Maybe it's interesting that this can be found in
~/.muttdebug0:
../pager.c:1102: mbrtowc returned -1; errno = 84.
../pager.c:1102: mbrtowc returned -1; errno = 84.
../pager.c:1102: mbrtowc returned -1; errno = 84.
../pager.c:1102: mbrtowc returned -1; errno = 84.
../pager.c:1102: mbrtowc returned -1; errno = 84.
../pager.c:1102: mbrtowc returned -1; errno = 84.
../pager.c:1102: mbrtowc returned -1; errno = 84.
../pager.c:1102: mbrtowc returned -1; errno = 84.
../pager.c:1102: mbrtowc returned -1; errno = 84.
../pager.c:1102: mbrtowc returned -1; errno = 84.
../pager.c:1102: mbrtowc returned -1; errno = 84.
../pager.c:1102: mbrtowc returned -1; errno = 84.

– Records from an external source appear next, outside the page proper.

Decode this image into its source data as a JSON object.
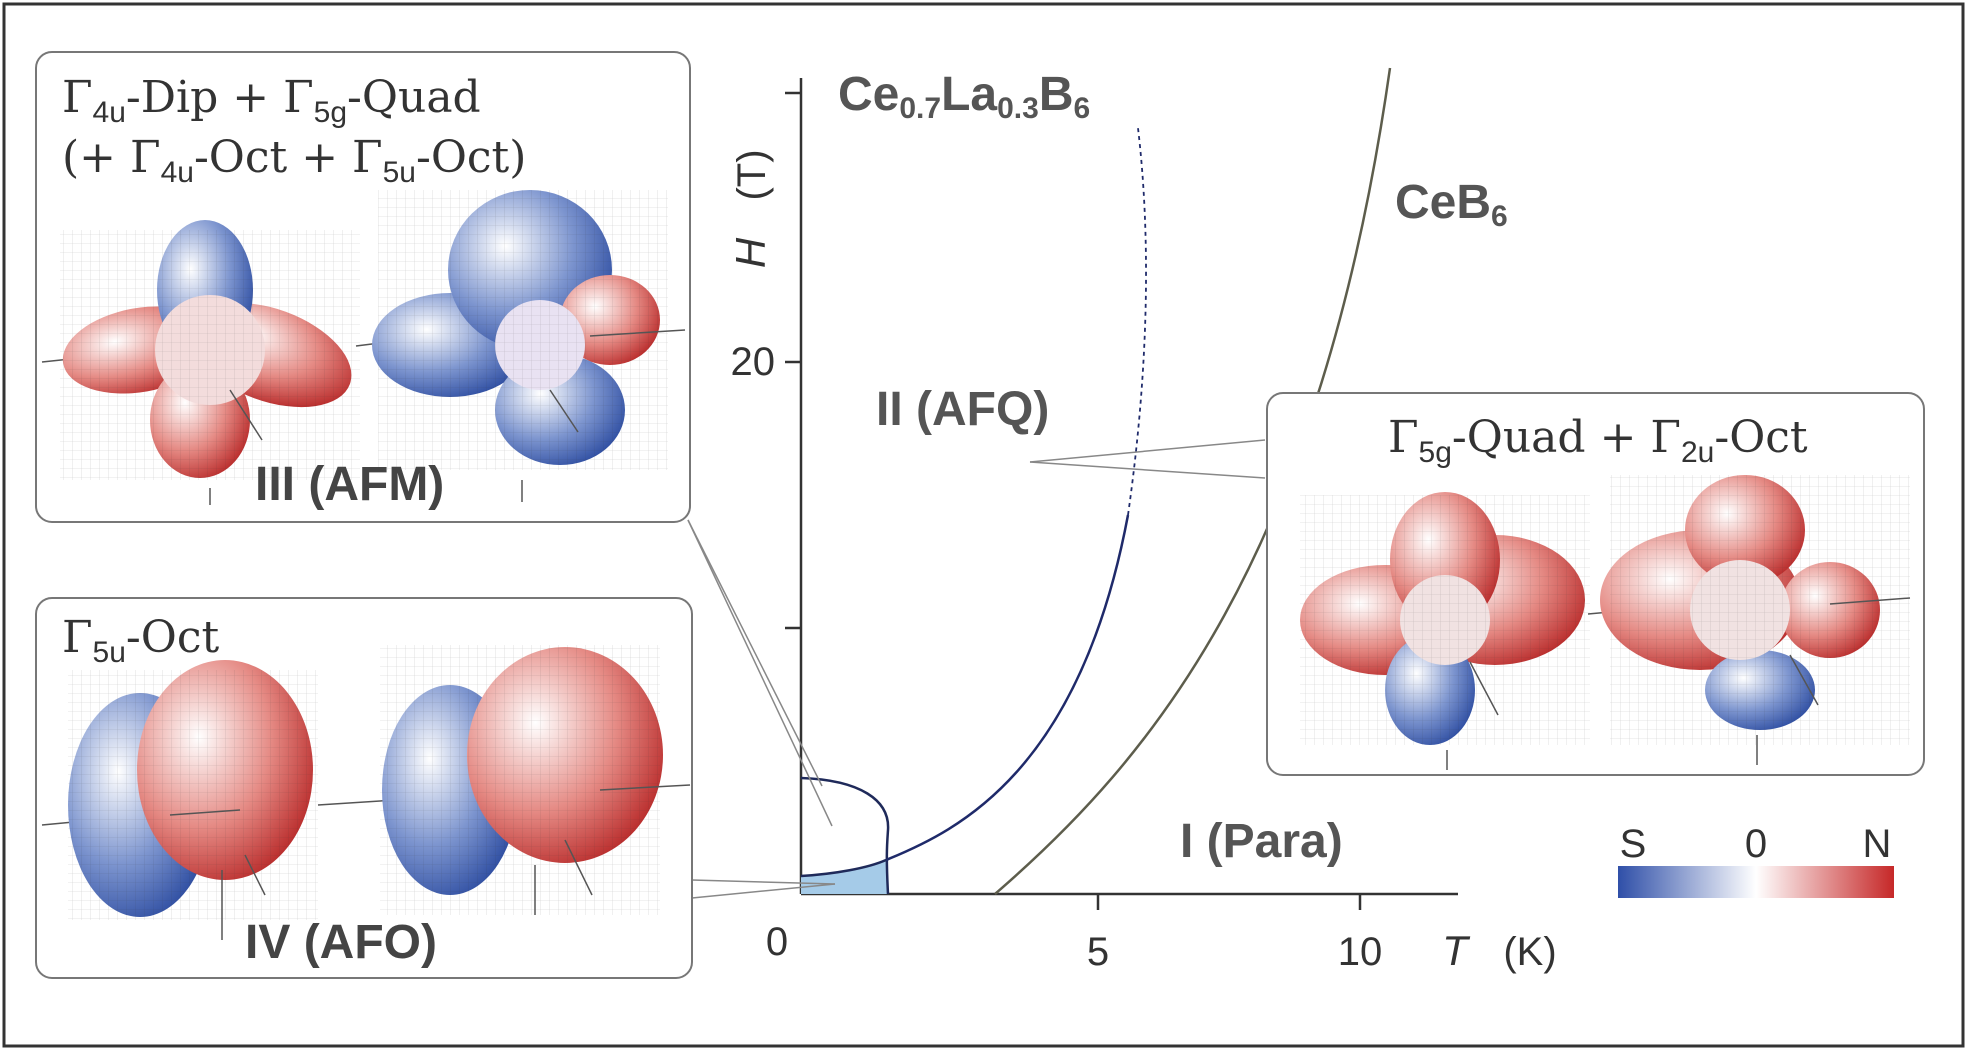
{
  "axes": {
    "y_label": "H",
    "y_unit": "(T)",
    "y_tick_20": "20",
    "x_label": "T",
    "x_unit": "(K)",
    "x_tick_0": "0",
    "x_tick_5": "5",
    "x_tick_10": "10"
  },
  "materials": {
    "ce_la": {
      "p1": "Ce",
      "s1": "0.7",
      "p2": "La",
      "s2": "0.3",
      "p3": "B",
      "s3": "6"
    },
    "ceb6": {
      "p1": "CeB",
      "s1": "6"
    }
  },
  "phases": {
    "para": "I (Para)",
    "afq": "II (AFQ)",
    "afm": "III (AFM)",
    "afo": "IV (AFO)"
  },
  "panels": {
    "afm": {
      "line1": [
        {
          "t": "Γ"
        },
        {
          "t": "4u",
          "sub": true
        },
        {
          "t": "-Dip + "
        },
        {
          "t": "Γ"
        },
        {
          "t": "5g",
          "sub": true
        },
        {
          "t": "-Quad"
        }
      ],
      "line2": [
        {
          "t": "(+ "
        },
        {
          "t": "Γ"
        },
        {
          "t": "4u",
          "sub": true
        },
        {
          "t": "-Oct + "
        },
        {
          "t": "Γ"
        },
        {
          "t": "5u",
          "sub": true
        },
        {
          "t": "-Oct)"
        }
      ]
    },
    "afo": {
      "line1": [
        {
          "t": "Γ"
        },
        {
          "t": "5u",
          "sub": true
        },
        {
          "t": "-Oct"
        }
      ]
    },
    "afq": {
      "line1": [
        {
          "t": "Γ"
        },
        {
          "t": "5g",
          "sub": true
        },
        {
          "t": "-Quad + "
        },
        {
          "t": "Γ"
        },
        {
          "t": "2u",
          "sub": true
        },
        {
          "t": "-Oct"
        }
      ]
    }
  },
  "colorbar": {
    "left_label": "S",
    "mid_label": "0",
    "right_label": "N",
    "colors": [
      "#2f4fa8",
      "#ffffff",
      "#c62828"
    ]
  }
}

Christoph Kukulies schrieb:
Since my mail partners always complained about my Umlauts not getting through and such,

I decided to use
LANG=de_DE.UTF-8
LANGUAGE=de_DE:de:en_GB:en
LC_CTYPE="de_DE.UTF-8"
LC_NUMERIC="de_DE.UTF-8"
LC_TIME="de_DE.UTF-8"
LC_COLLATE="de_DE.UTF-8"
LC_MONETARY="de_DE.UTF-8"
LC_MESSAGES="de_DE.UTF-8"
LC_PAPER="de_DE.UTF-8"
LC_NAME="de_DE.UTF-8"
LC_ADDRESS="de_DE.UTF-8"
LC_TELEPHONE="de_DE.UTF-8"
LC_MEASUREMENT="de_DE.UTF-8"
LC_IDENTIFICATION="de_DE.UTF-8"
LC_ALL=

excerpt of my muttrc:

# STRING vars
#

#set attribution="On %d, %n wrote:"
#set forw_format="[%a: %s]"     # subject to use when forwarding messages
#set charset="iso-8859-1"       # character set for your terminal
set charset="utf-8"
set hdr_format="%4C %Z %{%m/%d} %-15.15L (%4c) %s" # format of the index
set hostname="mydomain.de"    # my DNS domain
#set send_charset="iso-8859-1"
set send_charset="utf-8"
#set indent_str="> "            # how to quote replied text
#set locale="C"                 # locale to use for printing time
#set quote_regexp="^ *[a-zA-Z]*[>:#}]"  # how to catch quoted text
#set to_chars=" +TCF"
#set url_regexp="((ftp|http)://|mailto:)[^ ]*[^., \n\t>\"]"
charset-hook US-ASCII     ISO-8859-1
charset-hook x-unknown    ISO-8859-1
charset-hook windows-1250 CP1250
charset-hook windows-1251 CP1251
charset-hook windows-1252 CP1252
charset-hook windows-1253 CP1253
charset-hook windows-1254 CP1254
charset-hook windows-1255 CP1255
charset-hook windows-1256 CP1256
charset-hook windows-1257 CP1257
charset-hook windows-1258 CP1258

I can write emails fine with vi (vim) as the editor, receive them e.g. using thunderbird on the receiver side.
Headers seem to be fine.

But when I view an email locally with the builtin mutt pager, umlauts are still displayed as \303\266 for example
for an oumlaut (ö) and \303\237 for an szlig (ß).

When using an external pager like (set pager=less) the same characters are displayed as <C3><B6> and <C3><9F> respectively. Using set pager = more I'm getting a #-sign inserted in every umlaut place.

So I thought using the builtin pager would be at least the most consistent, if I only could make that pager
display the umlauts as what they are and not escape them.